Drexel University College of Medicine, USA

Title: Leprosy from a Different Perspective

Biography

Biography: Herbert B. Allen

Abstract

We have recently written about leprosy and its treatment that has proven to be an incredible achievement in medical history. This biblical disease has been brought under control and the worldwide incidence has decreased from 12,000,000 in 1975 to 800,000 in 2015. The only thing that changed in that time span was the addition of rifampin to the treatment regimen. Rifampin “pokes holes” in biofilms and allows dapsone to penetrate and kill the mycobacteria inside. Prior to rifampin, the organism was becoming resistant to dapsone. Clofazamine was also added, but it was useful mainly in relation to managing the reaction states in the disease, mostly erythema nodosum leprosum.
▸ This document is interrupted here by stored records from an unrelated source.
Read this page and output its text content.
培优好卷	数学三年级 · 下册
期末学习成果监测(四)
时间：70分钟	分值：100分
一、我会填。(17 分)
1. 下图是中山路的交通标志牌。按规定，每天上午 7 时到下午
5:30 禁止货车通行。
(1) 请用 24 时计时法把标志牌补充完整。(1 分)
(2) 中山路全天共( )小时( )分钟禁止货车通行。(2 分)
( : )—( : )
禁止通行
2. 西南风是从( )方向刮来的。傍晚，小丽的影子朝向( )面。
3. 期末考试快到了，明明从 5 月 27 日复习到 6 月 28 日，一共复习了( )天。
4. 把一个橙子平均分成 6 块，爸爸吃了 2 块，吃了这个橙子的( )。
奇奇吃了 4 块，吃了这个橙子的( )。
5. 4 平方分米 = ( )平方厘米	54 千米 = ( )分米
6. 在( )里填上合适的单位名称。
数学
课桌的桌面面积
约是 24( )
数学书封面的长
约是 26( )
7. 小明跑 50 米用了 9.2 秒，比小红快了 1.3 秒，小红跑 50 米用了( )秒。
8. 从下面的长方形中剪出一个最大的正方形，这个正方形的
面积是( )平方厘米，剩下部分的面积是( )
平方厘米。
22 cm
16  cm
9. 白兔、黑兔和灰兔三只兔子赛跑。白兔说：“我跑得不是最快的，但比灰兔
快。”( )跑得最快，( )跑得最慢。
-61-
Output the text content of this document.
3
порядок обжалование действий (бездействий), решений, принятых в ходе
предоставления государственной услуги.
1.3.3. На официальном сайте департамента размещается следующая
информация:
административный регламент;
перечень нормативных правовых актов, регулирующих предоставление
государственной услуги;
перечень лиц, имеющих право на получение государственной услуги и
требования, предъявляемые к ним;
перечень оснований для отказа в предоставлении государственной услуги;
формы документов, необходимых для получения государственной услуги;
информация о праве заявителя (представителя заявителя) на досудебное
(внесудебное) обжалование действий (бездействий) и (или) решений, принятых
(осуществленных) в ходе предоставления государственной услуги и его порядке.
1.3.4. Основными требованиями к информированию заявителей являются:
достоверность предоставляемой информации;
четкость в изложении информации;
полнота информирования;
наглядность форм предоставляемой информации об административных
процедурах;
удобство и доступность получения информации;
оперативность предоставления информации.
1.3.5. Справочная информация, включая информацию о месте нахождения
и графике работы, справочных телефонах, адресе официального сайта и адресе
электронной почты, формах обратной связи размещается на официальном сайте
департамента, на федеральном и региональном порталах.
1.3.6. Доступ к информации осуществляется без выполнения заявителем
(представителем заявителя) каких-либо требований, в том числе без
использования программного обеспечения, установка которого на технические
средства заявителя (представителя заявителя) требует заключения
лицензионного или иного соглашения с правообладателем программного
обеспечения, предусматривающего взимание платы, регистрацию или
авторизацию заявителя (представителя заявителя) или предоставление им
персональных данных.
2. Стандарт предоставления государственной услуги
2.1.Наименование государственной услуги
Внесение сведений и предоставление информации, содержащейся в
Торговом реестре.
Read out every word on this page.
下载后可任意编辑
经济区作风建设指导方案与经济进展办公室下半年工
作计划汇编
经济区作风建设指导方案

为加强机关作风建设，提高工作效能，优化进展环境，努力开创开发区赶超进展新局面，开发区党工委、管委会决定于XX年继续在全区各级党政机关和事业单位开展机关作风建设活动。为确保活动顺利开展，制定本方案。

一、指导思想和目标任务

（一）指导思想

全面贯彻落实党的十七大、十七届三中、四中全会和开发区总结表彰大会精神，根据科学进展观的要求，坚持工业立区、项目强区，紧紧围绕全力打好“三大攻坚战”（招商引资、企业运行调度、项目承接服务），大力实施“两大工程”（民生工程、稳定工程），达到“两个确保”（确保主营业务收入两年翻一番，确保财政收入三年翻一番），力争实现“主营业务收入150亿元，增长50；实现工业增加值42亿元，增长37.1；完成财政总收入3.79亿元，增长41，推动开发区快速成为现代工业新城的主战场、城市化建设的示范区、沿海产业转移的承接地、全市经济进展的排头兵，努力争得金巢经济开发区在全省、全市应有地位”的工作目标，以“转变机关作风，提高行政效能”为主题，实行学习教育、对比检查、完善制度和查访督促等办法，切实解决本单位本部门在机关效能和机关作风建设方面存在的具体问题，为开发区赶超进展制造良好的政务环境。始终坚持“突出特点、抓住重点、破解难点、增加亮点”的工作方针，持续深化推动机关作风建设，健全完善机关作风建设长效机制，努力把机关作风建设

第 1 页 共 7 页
Even though rifampin was added as another antibiotic because of resistance, its action was too short lived (3-5 hours half-life) for its activity given the prescribed dosage of once per month. Also, resistance develops rapidly with rifampin, so it seems evident it is behaving differently from its activity as an antibiotic. That different activity is biofilm dispersion. Biofilm is most assuredly present in leprosy because we have observed it not only in “globi” in the skin, but also in the liver, spleen, and kidneys as “secondary amyloidosis of chronic disease.” It stains histopathologically with PAS which stains the polysaccharides make up the bulk of the biomass and with Congo red that stains the amyloid that makes up biofilm infrastructure. TLR2 has been shown to be activated by biofilms, and TLR2 itself has been shown to activate IL4, IL 10 both of which are present in lepromatous leprosy. The fortuitous choice to include rifampin in the multidrug regimen reversed the course of leprosy and offers hope that other chronic diseases would behave similarly.